New Delhi:

Inadequate advance notice and miscalculations of cyclone Tauktae's ferocity and its path may have contributed to a false belief that oilfield operations in the Arabian Sea need not be paused, said top sources close to ONGC whose vessels with 700 onboard were struck by the storm.

A drillship of Oil and Natural Gas Corporation (ONGC) and three barges of private contractor Afcons working on the state-owned firm's oilfield went adrift after their anchors gave away in the storm on Monday night.

A massive day-night operation by the Indian Navy, Coast Guards and ONGC vessels helped save those on the drillship and two barges, but only 186 out of 261 onboard accommodation barge Pappa 305 could be rescued. 37 persons are confirmed dead so far, while the remaining 38 are still missing.

"Installations used to find and produce oil and gas from under seabed are built to work in difficult weather conditions. In Mumbai offshore, these installations stand in water depth of between 75 meters and 200 meters," said a source with direct knowledge of the matter.

World over offshore oil and gas operations are neither shut nor personnel evacuated in every adverse weather event.

"It is done only it is assessed that an event would be hard to handle," he said. "Such assessment primarily depends on the weather input received by the operator."

In the case of Tauktae, the most severe storm to hit the west coast in more than two decades, the predictions on speed, atmospheric pressure and route all went wrong, the source said.

"More importantly, it takes about a week or so to shut operations, move vessels and shift people out as per the laid down protocol for a mishap-free operation," he said. "In the case of Tauktae, there wasn't enough time to do so. Also, the forecast of path and ferocity also were not accurate. The time that vessels had to shift to survival mode and not go for evacuation."
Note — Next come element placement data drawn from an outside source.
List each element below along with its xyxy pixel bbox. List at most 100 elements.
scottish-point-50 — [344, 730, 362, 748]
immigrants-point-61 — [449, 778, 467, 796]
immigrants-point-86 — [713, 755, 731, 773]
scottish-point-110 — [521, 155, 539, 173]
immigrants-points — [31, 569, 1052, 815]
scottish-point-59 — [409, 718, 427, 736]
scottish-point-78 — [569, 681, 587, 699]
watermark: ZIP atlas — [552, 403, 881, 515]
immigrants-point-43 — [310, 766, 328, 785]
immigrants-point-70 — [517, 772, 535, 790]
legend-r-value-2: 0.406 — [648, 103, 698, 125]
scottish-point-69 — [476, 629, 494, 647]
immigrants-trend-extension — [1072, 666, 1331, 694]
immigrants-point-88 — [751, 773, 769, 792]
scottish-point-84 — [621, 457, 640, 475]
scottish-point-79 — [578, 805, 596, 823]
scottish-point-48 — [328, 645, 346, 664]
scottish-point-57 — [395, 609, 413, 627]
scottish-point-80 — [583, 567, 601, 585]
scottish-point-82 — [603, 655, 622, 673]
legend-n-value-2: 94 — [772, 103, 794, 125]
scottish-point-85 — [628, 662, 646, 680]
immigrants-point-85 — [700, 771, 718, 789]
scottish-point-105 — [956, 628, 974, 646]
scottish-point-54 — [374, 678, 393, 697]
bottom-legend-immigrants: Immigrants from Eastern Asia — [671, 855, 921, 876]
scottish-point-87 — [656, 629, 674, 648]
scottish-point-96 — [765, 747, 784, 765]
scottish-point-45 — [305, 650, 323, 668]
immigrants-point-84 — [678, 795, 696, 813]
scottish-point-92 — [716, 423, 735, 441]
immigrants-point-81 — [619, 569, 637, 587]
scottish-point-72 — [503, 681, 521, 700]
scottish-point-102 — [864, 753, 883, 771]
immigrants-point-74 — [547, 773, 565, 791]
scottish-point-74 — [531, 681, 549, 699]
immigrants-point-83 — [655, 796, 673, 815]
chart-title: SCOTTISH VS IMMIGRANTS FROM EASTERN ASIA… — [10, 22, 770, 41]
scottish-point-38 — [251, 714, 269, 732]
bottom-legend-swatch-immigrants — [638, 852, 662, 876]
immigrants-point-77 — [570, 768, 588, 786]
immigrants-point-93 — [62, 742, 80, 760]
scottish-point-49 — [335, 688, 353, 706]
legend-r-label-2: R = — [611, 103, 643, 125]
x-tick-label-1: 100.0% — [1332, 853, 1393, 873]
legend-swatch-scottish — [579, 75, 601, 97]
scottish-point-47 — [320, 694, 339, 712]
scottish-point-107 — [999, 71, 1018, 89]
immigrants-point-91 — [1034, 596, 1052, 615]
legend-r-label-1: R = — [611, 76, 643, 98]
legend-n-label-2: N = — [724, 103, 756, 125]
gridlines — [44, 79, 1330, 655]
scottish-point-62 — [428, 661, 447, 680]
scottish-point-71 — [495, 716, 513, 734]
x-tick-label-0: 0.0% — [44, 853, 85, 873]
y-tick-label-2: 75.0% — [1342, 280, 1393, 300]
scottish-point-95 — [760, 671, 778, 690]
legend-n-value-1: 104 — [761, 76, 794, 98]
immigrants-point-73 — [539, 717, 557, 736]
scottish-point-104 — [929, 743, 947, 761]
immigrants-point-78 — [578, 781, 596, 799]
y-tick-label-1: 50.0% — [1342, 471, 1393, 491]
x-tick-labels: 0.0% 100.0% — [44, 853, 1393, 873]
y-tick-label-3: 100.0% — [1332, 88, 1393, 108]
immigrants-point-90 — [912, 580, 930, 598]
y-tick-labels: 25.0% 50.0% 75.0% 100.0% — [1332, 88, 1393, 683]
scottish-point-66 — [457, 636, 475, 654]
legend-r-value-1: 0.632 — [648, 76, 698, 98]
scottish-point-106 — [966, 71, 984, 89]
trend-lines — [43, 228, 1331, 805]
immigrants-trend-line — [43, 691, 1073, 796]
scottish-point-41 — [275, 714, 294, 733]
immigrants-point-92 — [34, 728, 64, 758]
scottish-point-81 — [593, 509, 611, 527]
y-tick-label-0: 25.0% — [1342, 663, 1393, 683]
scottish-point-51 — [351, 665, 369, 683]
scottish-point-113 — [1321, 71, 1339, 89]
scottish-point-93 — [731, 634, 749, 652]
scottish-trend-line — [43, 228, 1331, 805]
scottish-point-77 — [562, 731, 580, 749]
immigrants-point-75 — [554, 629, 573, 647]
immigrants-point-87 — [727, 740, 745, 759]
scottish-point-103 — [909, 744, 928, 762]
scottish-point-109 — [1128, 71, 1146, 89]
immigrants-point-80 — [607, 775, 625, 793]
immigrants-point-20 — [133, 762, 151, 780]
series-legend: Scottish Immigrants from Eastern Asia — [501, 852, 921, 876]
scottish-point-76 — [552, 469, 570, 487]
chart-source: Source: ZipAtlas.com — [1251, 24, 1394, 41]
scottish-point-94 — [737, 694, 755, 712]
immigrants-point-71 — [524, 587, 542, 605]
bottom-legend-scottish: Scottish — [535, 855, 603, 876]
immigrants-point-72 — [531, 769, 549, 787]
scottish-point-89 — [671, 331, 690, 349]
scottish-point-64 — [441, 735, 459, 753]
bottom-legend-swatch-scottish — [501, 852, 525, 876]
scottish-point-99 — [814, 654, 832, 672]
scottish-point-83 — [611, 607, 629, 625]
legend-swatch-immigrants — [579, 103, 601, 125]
Another source said the captains of the ships are the final decision-making authority and have all powers to take any decision for the safety of the vessels and crew.

All information received from the weather department and the Coast Guards were passed on to the operator as well as the captains of the four vessels, he said.

"We don't know yet why the captains choose to do what they did during the cyclone," the source said, adding an inquiry committee has already been set up to go into this issue in detail.

The oil ministry on Wednesday constituted a high-level committee to enquire into the sequence of events leading to the stranding of the vessels.

The committee comprising Amitabh Kumar, Director General of Shipping; SCL Das, Director General of Hydrocarbons, and Nazli Jafri Shayin, Joint Secretary, Ministry of Defence will submit its report within one month.

It has been asked to "inquire into the sequence of events leading to the stranding and drifting of these vessels, and subsequent events?".

The Terms of Reference of the panel also include looking into "Whether the warnings issued by Meteorological Department and other statutory authorities were adequately considered and acted upon" and if "the Standard Operating Procedures for securing the vessels and dealing with disaster management were adequately followed".

The cyclone sank P-305, which had living quarters for employees working offshore, while two other construction barges lost anchors and drifted away.

Besides the barges, one drilling rig of ONGC 'Sagar Bhushan' with 101 people on board (37 ONGC employees and 64 contractual workers) too drifted away from its location.

Sources said all the 137 persons onboard barge 'Gal Constructor', which runs aground about 48 nautical miles north of Mumbai's Colaba Point, were rescued.

Also, 201 persons onboard barge 'Support Station-3' as well as ONGC's drillship 'Sagar Bhushan' too have been brought to safety.